Par Bernard Plouvier

Ex: https://metainfos.com

Fils de l’empereur Henri VI et de l’héritière de Sicile, Frédéric de l’illustre dynastie souabe des Hohenstaufen semble béni, sinon des dieux, du moins de la fortune… pour les amateurs de symbole, il est même baptisé, au début de 1195, dans la même cathédrale Saint Rufin d’Assise où Jean Bernardone l’avait été en 1182. Les deux hommes se rencontreront plus tard, en une époque où le second sera devenu François d’Assise.

Papa Imperator meurt en 1197 et l’orphelin est dépouillé, vivant en pauvre humilié, à Naples. Il y gagne une formation d’autodidacte polyglotte, étant curieux de tout.

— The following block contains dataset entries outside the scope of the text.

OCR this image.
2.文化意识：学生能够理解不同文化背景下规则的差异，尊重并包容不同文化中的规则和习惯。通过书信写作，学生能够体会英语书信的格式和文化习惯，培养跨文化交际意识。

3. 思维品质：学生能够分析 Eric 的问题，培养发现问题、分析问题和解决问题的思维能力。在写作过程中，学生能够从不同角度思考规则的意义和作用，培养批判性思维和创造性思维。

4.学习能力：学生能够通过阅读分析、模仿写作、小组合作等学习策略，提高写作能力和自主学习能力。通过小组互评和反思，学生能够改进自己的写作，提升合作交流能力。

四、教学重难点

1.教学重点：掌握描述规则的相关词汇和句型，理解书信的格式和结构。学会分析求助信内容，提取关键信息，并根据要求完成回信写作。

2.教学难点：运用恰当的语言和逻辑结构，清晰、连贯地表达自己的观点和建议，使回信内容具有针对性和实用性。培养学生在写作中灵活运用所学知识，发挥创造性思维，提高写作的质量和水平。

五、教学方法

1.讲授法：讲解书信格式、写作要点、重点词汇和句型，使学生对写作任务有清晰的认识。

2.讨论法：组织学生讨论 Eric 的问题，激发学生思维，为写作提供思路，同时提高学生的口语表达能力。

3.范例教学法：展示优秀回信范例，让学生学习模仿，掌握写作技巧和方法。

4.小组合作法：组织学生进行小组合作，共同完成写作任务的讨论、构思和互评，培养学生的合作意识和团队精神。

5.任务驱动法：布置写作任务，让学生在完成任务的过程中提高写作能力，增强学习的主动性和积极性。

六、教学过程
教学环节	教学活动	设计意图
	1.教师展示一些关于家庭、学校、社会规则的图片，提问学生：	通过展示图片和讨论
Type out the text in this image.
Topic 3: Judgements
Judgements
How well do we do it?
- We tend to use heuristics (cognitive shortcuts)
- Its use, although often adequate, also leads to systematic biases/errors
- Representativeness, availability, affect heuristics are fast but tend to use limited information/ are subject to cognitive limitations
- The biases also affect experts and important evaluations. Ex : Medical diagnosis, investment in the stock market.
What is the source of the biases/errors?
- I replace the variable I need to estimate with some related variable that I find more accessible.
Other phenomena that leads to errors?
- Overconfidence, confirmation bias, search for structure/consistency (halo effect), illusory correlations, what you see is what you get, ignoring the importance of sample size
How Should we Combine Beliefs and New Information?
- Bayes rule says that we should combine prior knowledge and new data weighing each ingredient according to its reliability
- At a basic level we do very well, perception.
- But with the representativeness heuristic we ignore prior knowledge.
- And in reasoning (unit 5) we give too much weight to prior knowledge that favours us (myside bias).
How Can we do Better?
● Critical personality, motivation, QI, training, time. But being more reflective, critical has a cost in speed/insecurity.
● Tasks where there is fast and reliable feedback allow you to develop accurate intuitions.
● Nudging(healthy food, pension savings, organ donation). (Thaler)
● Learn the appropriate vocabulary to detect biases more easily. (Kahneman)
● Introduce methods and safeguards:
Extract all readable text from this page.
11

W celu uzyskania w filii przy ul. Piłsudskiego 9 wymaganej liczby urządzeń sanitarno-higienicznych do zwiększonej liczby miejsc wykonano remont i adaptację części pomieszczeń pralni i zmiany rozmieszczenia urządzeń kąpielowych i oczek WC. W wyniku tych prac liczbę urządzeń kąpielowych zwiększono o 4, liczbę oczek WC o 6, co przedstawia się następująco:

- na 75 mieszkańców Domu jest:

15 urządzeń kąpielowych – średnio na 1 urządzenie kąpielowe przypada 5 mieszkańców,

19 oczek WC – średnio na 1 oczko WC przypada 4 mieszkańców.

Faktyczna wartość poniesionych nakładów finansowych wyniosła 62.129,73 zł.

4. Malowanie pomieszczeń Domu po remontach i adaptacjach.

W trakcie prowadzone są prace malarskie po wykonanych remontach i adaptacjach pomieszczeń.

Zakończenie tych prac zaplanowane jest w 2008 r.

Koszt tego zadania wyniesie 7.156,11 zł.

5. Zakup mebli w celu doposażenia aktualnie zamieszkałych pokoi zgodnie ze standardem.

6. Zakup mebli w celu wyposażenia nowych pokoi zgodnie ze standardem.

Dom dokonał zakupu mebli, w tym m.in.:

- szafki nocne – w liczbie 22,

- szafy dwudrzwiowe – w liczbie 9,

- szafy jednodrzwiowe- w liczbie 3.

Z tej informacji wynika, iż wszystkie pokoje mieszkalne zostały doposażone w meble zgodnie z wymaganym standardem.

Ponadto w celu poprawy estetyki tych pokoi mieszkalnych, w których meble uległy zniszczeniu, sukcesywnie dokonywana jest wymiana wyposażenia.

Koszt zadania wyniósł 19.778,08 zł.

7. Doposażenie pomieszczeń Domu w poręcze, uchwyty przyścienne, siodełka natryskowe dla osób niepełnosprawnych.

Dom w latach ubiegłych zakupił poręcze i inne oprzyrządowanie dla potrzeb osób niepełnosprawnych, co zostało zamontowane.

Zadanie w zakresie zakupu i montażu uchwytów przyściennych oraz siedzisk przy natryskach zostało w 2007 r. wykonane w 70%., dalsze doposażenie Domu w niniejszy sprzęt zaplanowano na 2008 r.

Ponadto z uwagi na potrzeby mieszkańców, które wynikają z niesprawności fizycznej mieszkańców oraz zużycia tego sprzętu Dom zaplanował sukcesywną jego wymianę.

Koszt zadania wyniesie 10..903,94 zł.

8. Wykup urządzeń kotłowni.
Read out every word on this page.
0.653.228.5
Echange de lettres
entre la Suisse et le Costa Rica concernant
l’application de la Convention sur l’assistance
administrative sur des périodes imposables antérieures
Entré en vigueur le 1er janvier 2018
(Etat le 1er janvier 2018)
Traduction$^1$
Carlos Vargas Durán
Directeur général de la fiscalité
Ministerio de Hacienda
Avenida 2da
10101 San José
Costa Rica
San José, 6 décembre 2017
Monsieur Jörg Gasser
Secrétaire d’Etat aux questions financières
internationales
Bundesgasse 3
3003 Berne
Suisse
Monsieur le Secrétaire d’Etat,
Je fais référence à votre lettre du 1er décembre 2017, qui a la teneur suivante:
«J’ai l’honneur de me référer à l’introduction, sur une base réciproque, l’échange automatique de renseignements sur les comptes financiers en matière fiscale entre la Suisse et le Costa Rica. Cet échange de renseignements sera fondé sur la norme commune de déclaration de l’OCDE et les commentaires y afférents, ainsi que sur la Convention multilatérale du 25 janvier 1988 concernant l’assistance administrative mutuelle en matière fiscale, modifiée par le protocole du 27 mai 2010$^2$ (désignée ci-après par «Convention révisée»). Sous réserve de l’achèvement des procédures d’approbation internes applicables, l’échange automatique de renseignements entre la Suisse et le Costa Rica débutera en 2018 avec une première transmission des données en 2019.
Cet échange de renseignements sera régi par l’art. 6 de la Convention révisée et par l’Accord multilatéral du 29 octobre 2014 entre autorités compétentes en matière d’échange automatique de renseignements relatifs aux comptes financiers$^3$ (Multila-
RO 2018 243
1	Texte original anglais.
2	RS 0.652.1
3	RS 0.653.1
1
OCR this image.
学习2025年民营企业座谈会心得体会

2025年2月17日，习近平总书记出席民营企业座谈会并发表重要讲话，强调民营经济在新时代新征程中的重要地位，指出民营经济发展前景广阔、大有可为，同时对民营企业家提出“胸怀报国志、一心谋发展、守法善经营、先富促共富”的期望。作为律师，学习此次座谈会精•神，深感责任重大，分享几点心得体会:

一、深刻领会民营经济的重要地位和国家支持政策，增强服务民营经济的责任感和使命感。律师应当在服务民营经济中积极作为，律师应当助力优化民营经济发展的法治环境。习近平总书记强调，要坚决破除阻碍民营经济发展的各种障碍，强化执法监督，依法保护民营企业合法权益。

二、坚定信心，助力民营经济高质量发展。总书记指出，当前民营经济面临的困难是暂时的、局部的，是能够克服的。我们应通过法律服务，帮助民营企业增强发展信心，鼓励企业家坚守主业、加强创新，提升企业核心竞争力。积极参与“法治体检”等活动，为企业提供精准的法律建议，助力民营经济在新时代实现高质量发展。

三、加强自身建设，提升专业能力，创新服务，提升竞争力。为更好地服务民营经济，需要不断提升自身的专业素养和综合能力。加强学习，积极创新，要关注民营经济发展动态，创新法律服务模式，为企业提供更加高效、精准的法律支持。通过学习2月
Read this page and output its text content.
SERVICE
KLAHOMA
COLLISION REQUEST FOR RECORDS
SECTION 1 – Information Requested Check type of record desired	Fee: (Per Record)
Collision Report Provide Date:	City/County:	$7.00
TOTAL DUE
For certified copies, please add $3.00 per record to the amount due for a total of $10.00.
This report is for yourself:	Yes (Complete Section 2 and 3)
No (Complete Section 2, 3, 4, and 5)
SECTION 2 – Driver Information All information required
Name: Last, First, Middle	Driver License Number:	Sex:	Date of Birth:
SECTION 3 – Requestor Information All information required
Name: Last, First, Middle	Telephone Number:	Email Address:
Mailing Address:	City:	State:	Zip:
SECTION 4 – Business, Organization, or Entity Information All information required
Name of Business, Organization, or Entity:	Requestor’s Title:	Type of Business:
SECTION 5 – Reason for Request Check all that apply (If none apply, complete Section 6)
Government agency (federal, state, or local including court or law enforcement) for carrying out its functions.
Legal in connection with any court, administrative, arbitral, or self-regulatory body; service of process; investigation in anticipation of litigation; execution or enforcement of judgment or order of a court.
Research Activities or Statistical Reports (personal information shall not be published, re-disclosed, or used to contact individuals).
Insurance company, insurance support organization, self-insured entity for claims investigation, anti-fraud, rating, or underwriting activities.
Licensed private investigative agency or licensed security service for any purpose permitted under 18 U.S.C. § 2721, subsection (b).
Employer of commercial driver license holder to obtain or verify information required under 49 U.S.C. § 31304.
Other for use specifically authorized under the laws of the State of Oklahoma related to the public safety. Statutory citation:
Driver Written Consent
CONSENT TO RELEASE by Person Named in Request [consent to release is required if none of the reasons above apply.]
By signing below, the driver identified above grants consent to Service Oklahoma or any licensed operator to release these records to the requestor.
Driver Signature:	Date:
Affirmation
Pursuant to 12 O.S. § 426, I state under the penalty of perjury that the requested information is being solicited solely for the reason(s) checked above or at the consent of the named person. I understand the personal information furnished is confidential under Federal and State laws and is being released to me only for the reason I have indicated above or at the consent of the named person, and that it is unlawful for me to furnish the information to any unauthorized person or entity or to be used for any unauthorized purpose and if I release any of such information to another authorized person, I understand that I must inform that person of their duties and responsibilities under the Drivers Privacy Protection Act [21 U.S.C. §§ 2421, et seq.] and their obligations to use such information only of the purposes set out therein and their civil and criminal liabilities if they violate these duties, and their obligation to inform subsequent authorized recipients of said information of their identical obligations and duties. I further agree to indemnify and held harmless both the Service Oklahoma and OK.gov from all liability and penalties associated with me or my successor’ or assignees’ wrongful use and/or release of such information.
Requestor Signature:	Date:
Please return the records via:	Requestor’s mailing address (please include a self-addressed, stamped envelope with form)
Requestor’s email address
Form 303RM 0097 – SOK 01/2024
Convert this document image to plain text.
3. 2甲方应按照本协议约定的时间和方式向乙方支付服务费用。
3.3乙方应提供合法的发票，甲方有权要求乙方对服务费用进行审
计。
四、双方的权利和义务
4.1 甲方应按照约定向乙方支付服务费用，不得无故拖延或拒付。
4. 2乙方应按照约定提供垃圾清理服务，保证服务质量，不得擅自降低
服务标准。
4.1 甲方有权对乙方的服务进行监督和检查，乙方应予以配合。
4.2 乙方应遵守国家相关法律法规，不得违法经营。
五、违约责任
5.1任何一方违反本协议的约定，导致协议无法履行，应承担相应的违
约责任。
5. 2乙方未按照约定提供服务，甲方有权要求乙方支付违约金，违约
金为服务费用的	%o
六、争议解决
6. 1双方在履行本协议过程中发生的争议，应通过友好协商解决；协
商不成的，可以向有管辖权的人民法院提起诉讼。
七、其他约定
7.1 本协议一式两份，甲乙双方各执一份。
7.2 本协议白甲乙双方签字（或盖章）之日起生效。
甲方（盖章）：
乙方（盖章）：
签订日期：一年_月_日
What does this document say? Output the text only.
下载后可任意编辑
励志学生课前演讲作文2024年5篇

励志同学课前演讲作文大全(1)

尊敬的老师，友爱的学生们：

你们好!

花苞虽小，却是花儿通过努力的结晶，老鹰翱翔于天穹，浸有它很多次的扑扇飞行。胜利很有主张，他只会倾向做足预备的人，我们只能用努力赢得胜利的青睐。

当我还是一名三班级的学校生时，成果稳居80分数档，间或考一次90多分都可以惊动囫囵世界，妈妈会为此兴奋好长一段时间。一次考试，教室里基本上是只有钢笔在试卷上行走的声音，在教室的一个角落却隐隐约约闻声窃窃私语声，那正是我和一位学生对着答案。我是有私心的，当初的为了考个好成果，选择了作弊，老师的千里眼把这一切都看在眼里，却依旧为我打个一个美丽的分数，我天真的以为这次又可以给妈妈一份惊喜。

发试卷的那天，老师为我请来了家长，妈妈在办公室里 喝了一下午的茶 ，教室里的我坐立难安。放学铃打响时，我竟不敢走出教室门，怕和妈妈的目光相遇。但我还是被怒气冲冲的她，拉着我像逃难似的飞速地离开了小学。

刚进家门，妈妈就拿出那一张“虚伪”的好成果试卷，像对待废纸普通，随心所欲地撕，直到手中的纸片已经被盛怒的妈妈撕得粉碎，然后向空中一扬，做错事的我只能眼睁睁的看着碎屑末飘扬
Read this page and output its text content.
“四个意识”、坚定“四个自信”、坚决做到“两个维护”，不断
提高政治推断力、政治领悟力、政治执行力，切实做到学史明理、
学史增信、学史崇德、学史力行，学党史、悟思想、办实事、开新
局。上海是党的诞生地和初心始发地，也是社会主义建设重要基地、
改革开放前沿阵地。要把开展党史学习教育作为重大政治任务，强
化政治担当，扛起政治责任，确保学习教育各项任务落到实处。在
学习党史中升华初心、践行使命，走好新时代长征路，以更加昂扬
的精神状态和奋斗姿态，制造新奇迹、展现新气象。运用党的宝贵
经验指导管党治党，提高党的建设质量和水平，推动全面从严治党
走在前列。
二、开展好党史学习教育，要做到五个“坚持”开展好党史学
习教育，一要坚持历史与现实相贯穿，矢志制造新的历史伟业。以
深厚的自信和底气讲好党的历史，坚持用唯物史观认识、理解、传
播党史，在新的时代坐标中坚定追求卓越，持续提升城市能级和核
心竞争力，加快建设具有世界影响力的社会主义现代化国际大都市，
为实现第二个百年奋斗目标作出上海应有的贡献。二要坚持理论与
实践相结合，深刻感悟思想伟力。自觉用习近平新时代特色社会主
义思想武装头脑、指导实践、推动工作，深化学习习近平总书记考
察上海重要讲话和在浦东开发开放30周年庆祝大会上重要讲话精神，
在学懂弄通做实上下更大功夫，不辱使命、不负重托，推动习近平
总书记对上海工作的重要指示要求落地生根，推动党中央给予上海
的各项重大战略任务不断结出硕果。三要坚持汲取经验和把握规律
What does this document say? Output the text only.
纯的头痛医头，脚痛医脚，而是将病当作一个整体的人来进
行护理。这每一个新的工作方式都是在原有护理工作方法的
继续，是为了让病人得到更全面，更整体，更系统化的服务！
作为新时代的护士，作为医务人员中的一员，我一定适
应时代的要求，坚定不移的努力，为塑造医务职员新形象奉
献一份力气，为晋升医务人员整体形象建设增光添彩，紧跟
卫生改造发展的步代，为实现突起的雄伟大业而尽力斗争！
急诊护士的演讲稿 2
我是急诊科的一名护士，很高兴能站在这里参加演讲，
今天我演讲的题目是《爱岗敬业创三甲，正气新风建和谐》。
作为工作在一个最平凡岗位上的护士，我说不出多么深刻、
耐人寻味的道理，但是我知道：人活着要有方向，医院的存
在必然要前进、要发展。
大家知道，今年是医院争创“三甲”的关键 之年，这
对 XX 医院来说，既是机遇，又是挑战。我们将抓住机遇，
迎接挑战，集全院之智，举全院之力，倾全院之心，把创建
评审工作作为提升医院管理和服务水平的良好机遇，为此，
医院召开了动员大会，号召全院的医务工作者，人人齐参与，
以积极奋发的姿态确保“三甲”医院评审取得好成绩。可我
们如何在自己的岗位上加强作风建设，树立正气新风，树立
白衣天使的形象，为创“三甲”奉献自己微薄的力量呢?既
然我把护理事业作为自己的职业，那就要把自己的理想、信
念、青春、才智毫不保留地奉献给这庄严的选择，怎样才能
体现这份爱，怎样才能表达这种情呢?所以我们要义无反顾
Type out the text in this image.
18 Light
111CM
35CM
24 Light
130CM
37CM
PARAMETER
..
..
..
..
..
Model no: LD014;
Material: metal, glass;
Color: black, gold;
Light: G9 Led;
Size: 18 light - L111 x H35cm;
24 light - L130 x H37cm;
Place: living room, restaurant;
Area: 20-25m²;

Pour des raisons politiques, son tuteur, le pape Innocent III, se souvient brusquement de lui en une époque où les candidats au trône de Germanie se bousculent et en 1211, Frédéric passe du statut d’orphelin quasi-miséreux à celui de roi désigné de Germanie.

Quatre ans de conciliabules se passent avant qu’il soit enfin sacré en 1215 en la ville de Charlemagne : Aix-la-Chapelle. À 19 ans, c’est un athlète de taille moyenne (disent les chroniqueurs, ce qui signifie qu’il ne doit sûrement pas dépasser 1,75 mètre).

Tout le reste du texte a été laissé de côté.